Today I wore my new jeans for the first time. It's amazing how wearing clothes that actually *fit* make me feel so much better! I felt totally hot today, guys. It's not like I'd even done myself up - I had some bad, bad hair going on - but I wasn't drowing in saggy clothes that were too big.
One of the things I've got to work on is making myself feel attractive and pretty. I need to focus on the things I love about myself, and learn to work on the things I don't.
I used to feel like I didn't need to put in any effort. I was (am) a chubby girl, and in my mind, that meant I was invisible. No one cared if I did my hair in something other than a ponytail; makeup was wasted. After all, no one noticed me. No one was looking at me, anyway.
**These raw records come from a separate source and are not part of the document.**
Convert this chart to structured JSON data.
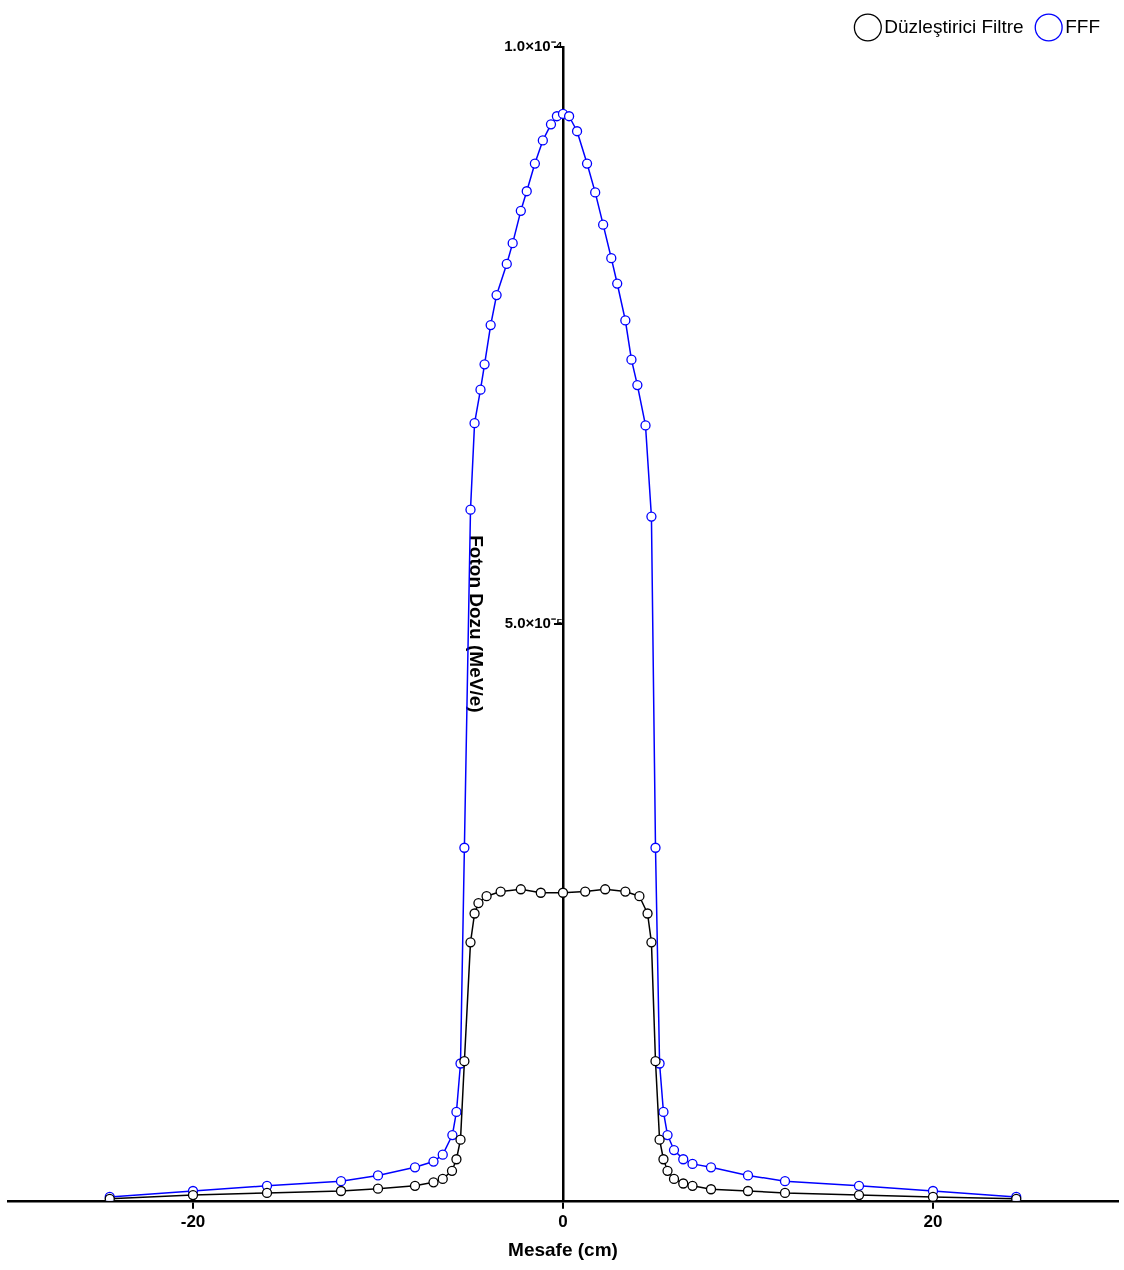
{
  "chart_data": {
    "type": "line",
    "xlabel": "Mesafe (cm)",
    "ylabel": "Foton Dozu (MeV/e)",
    "xlim": [
      -30,
      30
    ],
    "xticks": [
      -20,
      0,
      20
    ],
    "ylim": [
      0,
      0.0001
    ],
    "yticks": [
      {
        "value": 5e-05,
        "label": "5.0×10⁻⁵"
      },
      {
        "value": 0.0001,
        "label": "1.0×10⁻⁴"
      }
    ],
    "grid": false,
    "legend": "top right",
    "marker": "circle",
    "line_style": "solid",
    "series": [
      {
        "name": "Düzleştirici Filtre",
        "color": "#000000",
        "x": [
          -24.5,
          -20,
          -16,
          -12,
          -10,
          -8,
          -7,
          -6.5,
          -6,
          -5.76,
          -5.54,
          -5.33,
          -5,
          -4.78,
          -4.57,
          -4.13,
          -3.37,
          -2.28,
          -1.2,
          0,
          1.2,
          2.28,
          3.37,
          4.13,
          4.57,
          4.78,
          5,
          5.22,
          5.43,
          5.65,
          6,
          6.5,
          7,
          8,
          10,
          12,
          16,
          20,
          24.5
        ],
        "values": [
          1.7e-07,
          5e-07,
          6.8e-07,
          8.5e-07,
          1.05e-06,
          1.3e-06,
          1.6e-06,
          1.9e-06,
          2.6e-06,
          3.6e-06,
          5.3e-06,
          1.21e-05,
          2.24e-05,
          2.49e-05,
          2.58e-05,
          2.64e-05,
          2.68e-05,
          2.7e-05,
          2.67e-05,
          2.67e-05,
          2.68e-05,
          2.7e-05,
          2.68e-05,
          2.64e-05,
          2.49e-05,
          2.24e-05,
          1.21e-05,
          5.3e-06,
          3.6e-06,
          2.6e-06,
          1.9e-06,
          1.5e-06,
          1.3e-06,
          1e-06,
          8.5e-07,
          6.8e-07,
          5e-07,
          3.4e-07,
          1.7e-07
        ]
      },
      {
        "name": "FFF",
        "color": "#0000ff",
        "x": [
          -24.5,
          -20,
          -16,
          -12,
          -10,
          -8,
          -7,
          -6.5,
          -5.98,
          -5.76,
          -5.54,
          -5.33,
          -5,
          -4.78,
          -4.46,
          -4.24,
          -3.91,
          -3.59,
          -3.04,
          -2.72,
          -2.28,
          -1.96,
          -1.52,
          -1.09,
          -0.65,
          -0.33,
          0,
          0.33,
          0.76,
          1.3,
          1.74,
          2.17,
          2.61,
          2.93,
          3.37,
          3.7,
          4.02,
          4.46,
          4.78,
          5,
          5.22,
          5.43,
          5.65,
          6,
          6.5,
          7,
          8,
          10,
          12,
          16,
          20,
          24.5
        ],
        "values": [
          3.4e-07,
          8.5e-07,
          1.3e-06,
          1.7e-06,
          2.2e-06,
          2.9e-06,
          3.4e-06,
          4e-06,
          5.7e-06,
          7.7e-06,
          1.19e-05,
          3.06e-05,
          5.99e-05,
          6.74e-05,
          7.03e-05,
          7.25e-05,
          7.59e-05,
          7.85e-05,
          8.12e-05,
          8.3e-05,
          8.58e-05,
          8.75e-05,
          8.99e-05,
          9.19e-05,
          9.33e-05,
          9.4e-05,
          9.42e-05,
          9.4e-05,
          9.27e-05,
          8.99e-05,
          8.74e-05,
          8.46e-05,
          8.17e-05,
          7.95e-05,
          7.63e-05,
          7.29e-05,
          7.07e-05,
          6.72e-05,
          5.93e-05,
          3.06e-05,
          1.19e-05,
          7.7e-06,
          5.7e-06,
          4.4e-06,
          3.6e-06,
          3.2e-06,
          2.9e-06,
          2.2e-06,
          1.7e-06,
          1.3e-06,
          8.5e-07,
          3.4e-07
        ]
      }
    ]
  }
}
Whenever I start a diet, I'd always promise myself a solid makeover once I reached goal. I'd be hot. People wouldn't ignore me anymore.
Now, I'm starting to feel like I need to sass myself up for me. I'm looking at myself. I shouldn't wait until I've reached my goal to make myself over a bit. I'm worth it, right? We all are.
I'm a good-looking girl. I inherited good genes - I've got great skin, huge green eyes, hair that does pretty much whatever I want it to with some effort. I'm tall, and I've got long legs and a defined waist. I'm only going to get hotter, people. With a little more pride in my appearance and some actual effort...lock up your sons!
(uh, I mean that hypothetically, as I'm sure that none of you reading have sons in the 27-35 range, plus, I'm basically married in the eyes of the law anyway to a super duper guy.)